3.  Where do we go from here

What is given above are the views expressed by the individuals whose lives have been disrupted by violence. Perhaps there are inaccuracies and misconceptions in them but this does not matter. Public sector and social reform cannot take place unless the causes and repercussions of violence and conflict are understood from the point of view of people who face and react to them. This reform can only be done through the holding of at least 5 to 6 hundred public hearings of various interest groups and on that basis developing broad recommendations which can be fine tuned to create a new governance structure and societal values and to lay the foundations of institutions for providing the people of Karachi (keeping in view that it is also the capital of Sindh) with security, livelihoods, appropriate education, transport and recreation. Since the old institutions have collapsed, it is important to initiate this process. The broad parameters for it, can be discussed.

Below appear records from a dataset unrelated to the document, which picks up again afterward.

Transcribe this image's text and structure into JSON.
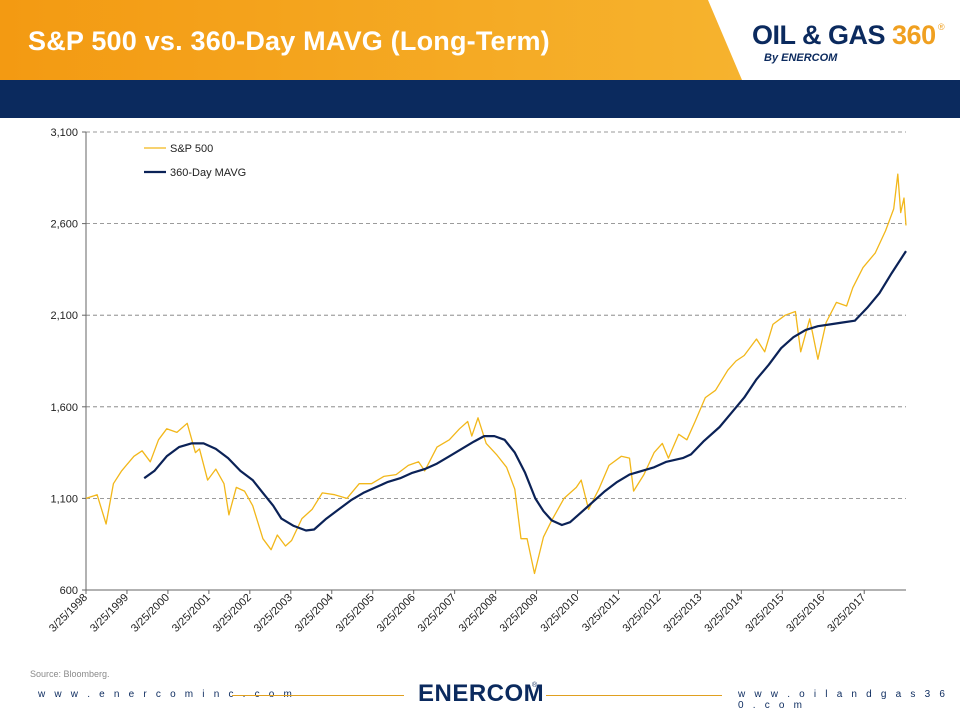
{
  "header": {
    "title": "S&P 500 vs. 360-Day MAVG (Long-Term)",
    "logo_text_left": "OIL & GAS ",
    "logo_text_num": "360",
    "logo_reg": "®",
    "logo_sub": "By ENERCOM"
  },
  "colors": {
    "banner_orange": "#f0a020",
    "banner_navy": "#0b2a5e",
    "sp500_line": "#f2b71a",
    "mavg_line": "#0b2257"
  },
  "chart_data": {
    "type": "line",
    "ylim": [
      600,
      3100
    ],
    "y_ticks": [
      "3,100",
      "2,600",
      "2,100",
      "1,600",
      "1,100",
      "600"
    ],
    "y_tick_values": [
      3100,
      2600,
      2100,
      1600,
      1100,
      600
    ],
    "x_ticks": [
      "3/25/1998",
      "3/25/1999",
      "3/25/2000",
      "3/25/2001",
      "3/25/2002",
      "3/25/2003",
      "3/25/2004",
      "3/25/2005",
      "3/25/2006",
      "3/25/2007",
      "3/25/2008",
      "3/25/2009",
      "3/25/2010",
      "3/25/2011",
      "3/25/2012",
      "3/25/2013",
      "3/25/2014",
      "3/25/2015",
      "3/25/2016",
      "3/25/2017"
    ],
    "x_tick_values": [
      1998.23,
      1999.23,
      2000.23,
      2001.23,
      2002.23,
      2003.23,
      2004.23,
      2005.23,
      2006.23,
      2007.23,
      2008.23,
      2009.23,
      2010.23,
      2011.23,
      2012.23,
      2013.23,
      2014.23,
      2015.23,
      2016.23,
      2017.23
    ],
    "xlim": [
      1998.23,
      2018.25
    ],
    "grid": "horizontal dashed",
    "legend_position": "top-left",
    "series": [
      {
        "name": "S&P 500",
        "points": [
          [
            1998.23,
            1100
          ],
          [
            1998.5,
            1120
          ],
          [
            1998.72,
            960
          ],
          [
            1998.9,
            1180
          ],
          [
            1999.1,
            1250
          ],
          [
            1999.4,
            1330
          ],
          [
            1999.6,
            1360
          ],
          [
            1999.8,
            1300
          ],
          [
            2000.0,
            1420
          ],
          [
            2000.2,
            1480
          ],
          [
            2000.45,
            1460
          ],
          [
            2000.7,
            1510
          ],
          [
            2000.9,
            1350
          ],
          [
            2001.0,
            1370
          ],
          [
            2001.2,
            1200
          ],
          [
            2001.4,
            1260
          ],
          [
            2001.6,
            1180
          ],
          [
            2001.72,
            1010
          ],
          [
            2001.9,
            1160
          ],
          [
            2002.1,
            1140
          ],
          [
            2002.3,
            1060
          ],
          [
            2002.55,
            880
          ],
          [
            2002.75,
            820
          ],
          [
            2002.9,
            900
          ],
          [
            2003.1,
            840
          ],
          [
            2003.25,
            870
          ],
          [
            2003.5,
            990
          ],
          [
            2003.75,
            1040
          ],
          [
            2004.0,
            1130
          ],
          [
            2004.3,
            1120
          ],
          [
            2004.6,
            1100
          ],
          [
            2004.9,
            1180
          ],
          [
            2005.2,
            1180
          ],
          [
            2005.5,
            1220
          ],
          [
            2005.8,
            1230
          ],
          [
            2006.1,
            1280
          ],
          [
            2006.35,
            1300
          ],
          [
            2006.5,
            1250
          ],
          [
            2006.8,
            1380
          ],
          [
            2007.1,
            1420
          ],
          [
            2007.35,
            1480
          ],
          [
            2007.55,
            1520
          ],
          [
            2007.65,
            1440
          ],
          [
            2007.8,
            1540
          ],
          [
            2008.0,
            1400
          ],
          [
            2008.25,
            1340
          ],
          [
            2008.5,
            1270
          ],
          [
            2008.7,
            1150
          ],
          [
            2008.85,
            880
          ],
          [
            2009.0,
            880
          ],
          [
            2009.18,
            690
          ],
          [
            2009.4,
            890
          ],
          [
            2009.6,
            980
          ],
          [
            2009.9,
            1100
          ],
          [
            2010.2,
            1160
          ],
          [
            2010.32,
            1200
          ],
          [
            2010.5,
            1040
          ],
          [
            2010.75,
            1150
          ],
          [
            2011.0,
            1280
          ],
          [
            2011.3,
            1330
          ],
          [
            2011.5,
            1320
          ],
          [
            2011.6,
            1140
          ],
          [
            2011.85,
            1230
          ],
          [
            2012.1,
            1350
          ],
          [
            2012.3,
            1400
          ],
          [
            2012.45,
            1320
          ],
          [
            2012.7,
            1450
          ],
          [
            2012.9,
            1420
          ],
          [
            2013.1,
            1520
          ],
          [
            2013.35,
            1650
          ],
          [
            2013.6,
            1690
          ],
          [
            2013.9,
            1800
          ],
          [
            2014.1,
            1850
          ],
          [
            2014.3,
            1880
          ],
          [
            2014.6,
            1970
          ],
          [
            2014.8,
            1900
          ],
          [
            2015.0,
            2050
          ],
          [
            2015.3,
            2100
          ],
          [
            2015.55,
            2120
          ],
          [
            2015.68,
            1900
          ],
          [
            2015.9,
            2080
          ],
          [
            2016.1,
            1860
          ],
          [
            2016.3,
            2060
          ],
          [
            2016.55,
            2170
          ],
          [
            2016.8,
            2150
          ],
          [
            2016.95,
            2250
          ],
          [
            2017.2,
            2360
          ],
          [
            2017.5,
            2440
          ],
          [
            2017.75,
            2560
          ],
          [
            2017.95,
            2680
          ],
          [
            2018.05,
            2870
          ],
          [
            2018.12,
            2660
          ],
          [
            2018.2,
            2740
          ],
          [
            2018.25,
            2590
          ]
        ]
      },
      {
        "name": "360-Day MAVG",
        "points": [
          [
            1999.65,
            1210
          ],
          [
            1999.9,
            1250
          ],
          [
            2000.2,
            1330
          ],
          [
            2000.5,
            1380
          ],
          [
            2000.8,
            1400
          ],
          [
            2001.1,
            1400
          ],
          [
            2001.4,
            1370
          ],
          [
            2001.7,
            1320
          ],
          [
            2002.0,
            1250
          ],
          [
            2002.3,
            1200
          ],
          [
            2002.55,
            1130
          ],
          [
            2002.8,
            1060
          ],
          [
            2003.0,
            990
          ],
          [
            2003.3,
            950
          ],
          [
            2003.6,
            925
          ],
          [
            2003.8,
            930
          ],
          [
            2004.1,
            990
          ],
          [
            2004.4,
            1040
          ],
          [
            2004.7,
            1090
          ],
          [
            2005.0,
            1130
          ],
          [
            2005.3,
            1160
          ],
          [
            2005.6,
            1190
          ],
          [
            2005.9,
            1210
          ],
          [
            2006.2,
            1240
          ],
          [
            2006.5,
            1260
          ],
          [
            2006.8,
            1290
          ],
          [
            2007.1,
            1330
          ],
          [
            2007.4,
            1370
          ],
          [
            2007.7,
            1410
          ],
          [
            2007.95,
            1440
          ],
          [
            2008.2,
            1440
          ],
          [
            2008.45,
            1420
          ],
          [
            2008.7,
            1350
          ],
          [
            2008.95,
            1240
          ],
          [
            2009.2,
            1100
          ],
          [
            2009.4,
            1030
          ],
          [
            2009.6,
            980
          ],
          [
            2009.85,
            955
          ],
          [
            2010.05,
            970
          ],
          [
            2010.3,
            1020
          ],
          [
            2010.6,
            1080
          ],
          [
            2010.9,
            1140
          ],
          [
            2011.2,
            1190
          ],
          [
            2011.5,
            1230
          ],
          [
            2011.8,
            1250
          ],
          [
            2012.1,
            1270
          ],
          [
            2012.4,
            1300
          ],
          [
            2012.8,
            1320
          ],
          [
            2013.0,
            1340
          ],
          [
            2013.3,
            1410
          ],
          [
            2013.7,
            1490
          ],
          [
            2014.0,
            1570
          ],
          [
            2014.3,
            1650
          ],
          [
            2014.6,
            1750
          ],
          [
            2014.9,
            1830
          ],
          [
            2015.2,
            1920
          ],
          [
            2015.5,
            1980
          ],
          [
            2015.8,
            2020
          ],
          [
            2016.1,
            2040
          ],
          [
            2016.4,
            2050
          ],
          [
            2016.7,
            2060
          ],
          [
            2017.0,
            2070
          ],
          [
            2017.3,
            2140
          ],
          [
            2017.6,
            2220
          ],
          [
            2017.9,
            2330
          ],
          [
            2018.25,
            2450
          ]
        ]
      }
    ]
  },
  "footer": {
    "source": "Source: Bloomberg.",
    "left_link": "w w w . e n e r c o m i n c . c o m",
    "right_link": "w w w . o i l a n d g a s 3 6 0 . c o m",
    "logo": "ENERCOM",
    "logo_reg": "®"
  }
}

It is now increasingly acknowledged, both in India and Pakistan, that a major cause for the Partition of India in 1947 was the lack of generosity on the part of the Indian National Congress and a lack of trust on the part of the Muslim League. The same lack of generosity and trust was, to a great extent, responsible for the separation of East Pakistan from Pakistan, the Sri Lankan conflict and the Beirut civil war. It is also behind the failure of the Israelis and Palestinians to come to a settlement on the basis of justice and equity. On the other hand, Mandela was able to prevent a civil war in South Africa because of his immense generosity which led to the creation for trust between two communities that had between them a history of cruelty, hatred, intolerance and violence. The political protagonists in the Karachi conflict must take a lesson from Mandela and rise above their petty turf and election related interests so that a sustainable peace for the city can be achieved. Such a peace cannot be manufactured through administrative tinkering or army action.